The benefits of digital communications are not just customer facing. Digital signage networks extending to staff canteens, employee lounges and training areas, storage and distribution depots and manufacturing facilities ensure your brand identity permeates throughout your total operation to motivate, incentivise, inform and train your entire workforce and supplier teams.
The move to digitisation has long been an important strategy for retailers, now more than ever, an effective online operation is imperative. The click and collect model has been a lifeline for many retailers during the current crisis, demonstrating that the key to success lies in the harmonious combination of a compelling brick and mortar presence, complemented by an efficient, fast response ecommerce capability.
Shifting spending patterns
As people are shifting spending away from holidays abroad, expenditure on household goods, DIY and garden items has fuelled recovery in retail sales. Consumers who might have seen their spending on coffee and meals reduce, find themselves with the money available to spend elsewhere. Hardware stores have seen strong sales in their online channels and recorded an increased flow of customers through their stores.

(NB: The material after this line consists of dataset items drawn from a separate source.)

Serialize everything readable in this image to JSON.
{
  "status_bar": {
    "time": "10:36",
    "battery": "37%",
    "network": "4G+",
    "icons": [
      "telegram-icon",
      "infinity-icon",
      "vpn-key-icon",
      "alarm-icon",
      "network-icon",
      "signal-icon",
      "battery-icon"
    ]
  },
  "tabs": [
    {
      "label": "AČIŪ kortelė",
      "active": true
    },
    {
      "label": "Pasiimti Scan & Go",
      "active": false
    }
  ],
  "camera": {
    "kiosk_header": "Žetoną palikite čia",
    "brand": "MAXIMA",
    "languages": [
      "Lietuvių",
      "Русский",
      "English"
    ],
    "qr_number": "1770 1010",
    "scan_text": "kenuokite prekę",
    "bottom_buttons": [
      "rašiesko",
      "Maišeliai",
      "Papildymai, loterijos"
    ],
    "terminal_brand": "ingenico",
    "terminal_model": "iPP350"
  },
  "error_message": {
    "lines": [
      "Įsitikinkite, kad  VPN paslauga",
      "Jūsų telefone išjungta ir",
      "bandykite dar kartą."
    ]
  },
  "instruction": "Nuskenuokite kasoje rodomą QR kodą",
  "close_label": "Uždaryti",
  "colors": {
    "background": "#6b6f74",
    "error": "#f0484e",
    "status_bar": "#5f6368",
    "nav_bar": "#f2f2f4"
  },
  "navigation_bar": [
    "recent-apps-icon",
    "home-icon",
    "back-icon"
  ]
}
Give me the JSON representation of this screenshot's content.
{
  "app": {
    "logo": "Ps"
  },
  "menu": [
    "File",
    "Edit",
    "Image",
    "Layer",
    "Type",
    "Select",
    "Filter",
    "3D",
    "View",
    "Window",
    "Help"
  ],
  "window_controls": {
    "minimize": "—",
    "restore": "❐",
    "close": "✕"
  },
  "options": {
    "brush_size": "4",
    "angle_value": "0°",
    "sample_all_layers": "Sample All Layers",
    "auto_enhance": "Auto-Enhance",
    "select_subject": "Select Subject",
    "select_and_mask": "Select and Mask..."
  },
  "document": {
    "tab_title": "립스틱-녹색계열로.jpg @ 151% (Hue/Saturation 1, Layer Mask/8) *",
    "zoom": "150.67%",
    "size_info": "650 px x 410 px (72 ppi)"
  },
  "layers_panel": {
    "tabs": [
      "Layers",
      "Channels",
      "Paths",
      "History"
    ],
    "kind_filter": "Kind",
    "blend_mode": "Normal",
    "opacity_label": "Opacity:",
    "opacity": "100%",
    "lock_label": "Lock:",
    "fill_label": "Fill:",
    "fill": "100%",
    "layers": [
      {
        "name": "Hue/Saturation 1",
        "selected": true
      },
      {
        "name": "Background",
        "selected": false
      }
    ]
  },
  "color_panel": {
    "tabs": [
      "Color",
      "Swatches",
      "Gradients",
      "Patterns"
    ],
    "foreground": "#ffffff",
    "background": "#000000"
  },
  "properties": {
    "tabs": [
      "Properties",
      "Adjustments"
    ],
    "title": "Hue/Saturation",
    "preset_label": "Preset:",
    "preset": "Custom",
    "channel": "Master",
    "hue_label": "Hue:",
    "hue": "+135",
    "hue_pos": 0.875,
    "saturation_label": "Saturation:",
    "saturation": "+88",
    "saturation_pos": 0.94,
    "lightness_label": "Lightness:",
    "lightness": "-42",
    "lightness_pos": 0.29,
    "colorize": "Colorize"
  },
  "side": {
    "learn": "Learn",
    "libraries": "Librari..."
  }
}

Some shoppers might find themselves in unfamiliar territory as they seek to make improvements to their homes. Targeted advertising, information and DIY top tips displayed via signage screens will offer welcome reassurance. Screens located alongside key product lines are highly effective in this scenario, enabling shoppers to access expert advice, via touch or gesture control. Videowalls and large format displays provide opportunities to inspire shoppers, stimulating their creativity and directing them to the appropriate tools for the job.
Finding your solution
All these solutions are readily available from Sharp NEC Display Solutions and our partners. We have the combined technology to maximise usage of your digital signage investment, generating sales uplift whilst effectively enhancing the customer experience, even during these difficult times.
NEC large format displays and projectors are perfectly designed to integrate seamlessly into the shop interior without impacting valuable retail space. Along shelf fronts, on columns, in shop windows and at the store entrance; ceiling hanging, wall mounted or floor standing – we can help you get creative with your signage.
Sensor software such as NEC’s leafengine facilitates integration of various sensors, triggering content delivered via NEC’s numerous computing options. Onboard PCs or media players based on Raspberry Pi, Windows or Android enable upgradable and scalable content management solutions.